Doing More with Less- Cost-Effective Infrastructure for Automotive Vision Capabilities
Many safety-critical cyber-physical systems rely on advanced sensing capabilities to react to changing
environmental conditions. However, cost-effective deployments of such capabilities have remained
elusive. Such deployments will require software infrastructure that enables multiple sensor-processing
streams to be multiplexed onto a common hardware platform at reasonable cost, as well as tools and
methods for validating that required processing rates can be maintained.
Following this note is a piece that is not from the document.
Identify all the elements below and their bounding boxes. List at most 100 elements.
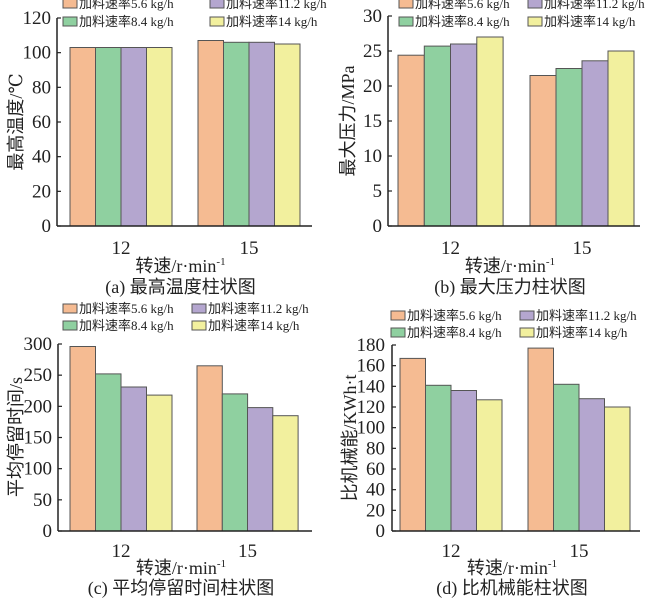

The choice of hardware platform to utilize in autonomous vehicles is not straightforward. One choice
that is receiving considerable attention today is the usage of energy-efficient multicore platforms equipped
with graphics processing units (GPUs) that can speed up mathematical computations inherent to signal
processing, image processing, motion planning, etc. Perhaps the most prominent such platform today is
NVIDIA’s Jetson TX1. However, no published study exists that expressly evaluates the effectiveness of
the TX1, or any other comparable energy-efficient embedded GPU platform, in hosting safety-critical realtime
workloads. In this work, we present an evaluation of the TX1 that seeks to determine its suitability
for hosting safety-critical workloads arising in autonomous-driving use cases.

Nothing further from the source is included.